El sol
estaba terminando de hacer su recorrido diario -se estaba poniendo el
sol, solemos decir-, en una de las tardes
serenas y tranquilas de la primavera pasada. Por las cumbres de la Sierra
de la Estrella, en las queridas tierras portuguesas, el astro rey, que
nos había acompañado durante media jornada, iba desapareciendo lentamente
con sobria y sencilla elegancia.
El privilegio de
asistir en silencio a la despedida de la luz de cada día, en el inmenso y
silencioso horizonte, inunda el espíritu de profundos sentimientos. Si el
sol al amanecer: es vida, es fuerza, es luz radiante...; su presencia es
el día. Cuando va cayendo la tarde: es frágil, es nostalgia, es candela
que se consume...; su ausencia es la noche. Pero el comienzo y el fin
de su peregrinación diaria por nuestro pequeño mundo siempre con una belleza
sin igual.
En estos
amaneceres y atardeceres de la Peña de Francia se contempla y se refleja la
vida humana, con sus luces y sus oscuridades, con sus alegrías y
sufrimientos. Hay como una sintonía entre el astro rey, que aparece y
desaparece en los confines del horizonte, y los sentimientos más profundos
del misterioso corazón humano. A veces después de una jornada vibrante de
gozo, tenemos que acoger la oscuridad de un sufrimiento o el declive lógico
de nuestra existencia... ¡Tantas luces y tinieblas se turnan a diario en el
misterio de la vida humana!
Alguien ha escrito
contemplando en soledad una de estas bellas puestas de sol: “Está
agonizando la tarde con gran sosiego. No cansa este silencio con
que el sol se va muriendo. ¡Ay compañero de mi alma algo se llevan
de mí estos heridos rayos de luz cuando del cerro van desapareciendo! No sé
qué es; no puedo saberlo. Ni siquiera el horizonte inmenso, es capaz de dar
cobijo a lo que siente mi corazón abierto”.
También nosotros, –pequeños
astros luminosos, estrellas fugaces del firmamento-, tenemos que
recorrer una hermosa órbita durante la jornada de nuestra vida.

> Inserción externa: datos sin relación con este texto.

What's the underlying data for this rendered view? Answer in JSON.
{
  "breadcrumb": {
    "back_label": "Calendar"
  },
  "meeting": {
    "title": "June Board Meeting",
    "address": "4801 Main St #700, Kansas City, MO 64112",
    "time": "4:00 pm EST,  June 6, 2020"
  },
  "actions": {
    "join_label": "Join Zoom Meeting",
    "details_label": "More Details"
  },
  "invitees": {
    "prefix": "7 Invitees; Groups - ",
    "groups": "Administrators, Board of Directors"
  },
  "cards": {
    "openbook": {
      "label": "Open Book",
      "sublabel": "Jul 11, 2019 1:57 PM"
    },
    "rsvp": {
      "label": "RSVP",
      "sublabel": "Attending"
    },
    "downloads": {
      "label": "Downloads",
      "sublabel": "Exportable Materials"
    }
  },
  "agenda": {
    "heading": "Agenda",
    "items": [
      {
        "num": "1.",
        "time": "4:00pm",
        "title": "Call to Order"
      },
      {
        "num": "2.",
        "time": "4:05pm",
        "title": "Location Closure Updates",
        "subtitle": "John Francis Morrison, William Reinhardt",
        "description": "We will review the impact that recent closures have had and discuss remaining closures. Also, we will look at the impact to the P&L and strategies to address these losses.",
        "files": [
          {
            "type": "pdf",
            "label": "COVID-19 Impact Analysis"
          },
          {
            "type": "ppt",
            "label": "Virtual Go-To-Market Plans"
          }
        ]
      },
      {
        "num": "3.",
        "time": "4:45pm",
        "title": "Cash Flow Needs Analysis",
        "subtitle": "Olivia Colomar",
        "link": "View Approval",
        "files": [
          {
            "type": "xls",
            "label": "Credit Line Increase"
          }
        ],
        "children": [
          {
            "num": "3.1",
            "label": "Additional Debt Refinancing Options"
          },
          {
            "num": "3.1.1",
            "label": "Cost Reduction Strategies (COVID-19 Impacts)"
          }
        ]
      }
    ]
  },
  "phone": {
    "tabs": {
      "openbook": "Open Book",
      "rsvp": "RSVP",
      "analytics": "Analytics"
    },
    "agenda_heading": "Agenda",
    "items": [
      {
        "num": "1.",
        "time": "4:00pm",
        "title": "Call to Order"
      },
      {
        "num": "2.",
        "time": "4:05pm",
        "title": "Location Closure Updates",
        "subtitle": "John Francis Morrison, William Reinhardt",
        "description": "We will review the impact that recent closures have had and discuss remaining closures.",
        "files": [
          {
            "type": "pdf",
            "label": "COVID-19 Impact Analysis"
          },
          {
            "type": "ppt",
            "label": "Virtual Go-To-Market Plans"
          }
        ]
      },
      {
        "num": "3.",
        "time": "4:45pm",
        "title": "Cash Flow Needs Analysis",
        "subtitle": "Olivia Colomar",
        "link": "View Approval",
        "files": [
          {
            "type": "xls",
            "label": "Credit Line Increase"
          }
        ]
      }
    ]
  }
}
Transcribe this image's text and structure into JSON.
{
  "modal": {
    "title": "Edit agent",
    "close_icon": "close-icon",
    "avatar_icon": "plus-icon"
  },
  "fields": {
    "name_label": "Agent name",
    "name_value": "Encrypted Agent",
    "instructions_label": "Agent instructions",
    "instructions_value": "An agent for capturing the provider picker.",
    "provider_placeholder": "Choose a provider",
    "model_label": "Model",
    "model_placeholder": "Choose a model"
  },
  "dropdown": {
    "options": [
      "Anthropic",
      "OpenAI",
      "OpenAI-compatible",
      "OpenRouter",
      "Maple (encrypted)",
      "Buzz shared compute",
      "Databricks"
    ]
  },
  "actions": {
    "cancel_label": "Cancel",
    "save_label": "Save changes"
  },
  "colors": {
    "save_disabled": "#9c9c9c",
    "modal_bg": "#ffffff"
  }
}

Asumir las nostalgias y declives del camino recorrido, pueden y deben ser,
de una belleza tan profunda y misteriosa, como las puestas del sol
en los atardeceres de cada día... No obstante, siempre soñaremos y
creeremos en un nuevo y definitivo amanecer. Tenemos una herida incurable
y un suspiro abierto de eternidad.
En el libro del
Apocalipsis, impregnado de amaneceres eternos, al presentir la nueva
y definitiva morada, se nos dice: “No habrá ya noche, ni tendrá necesidad
de luz de antorcha, ni de luz de sol, porque el Señor Dios los alumbrará...”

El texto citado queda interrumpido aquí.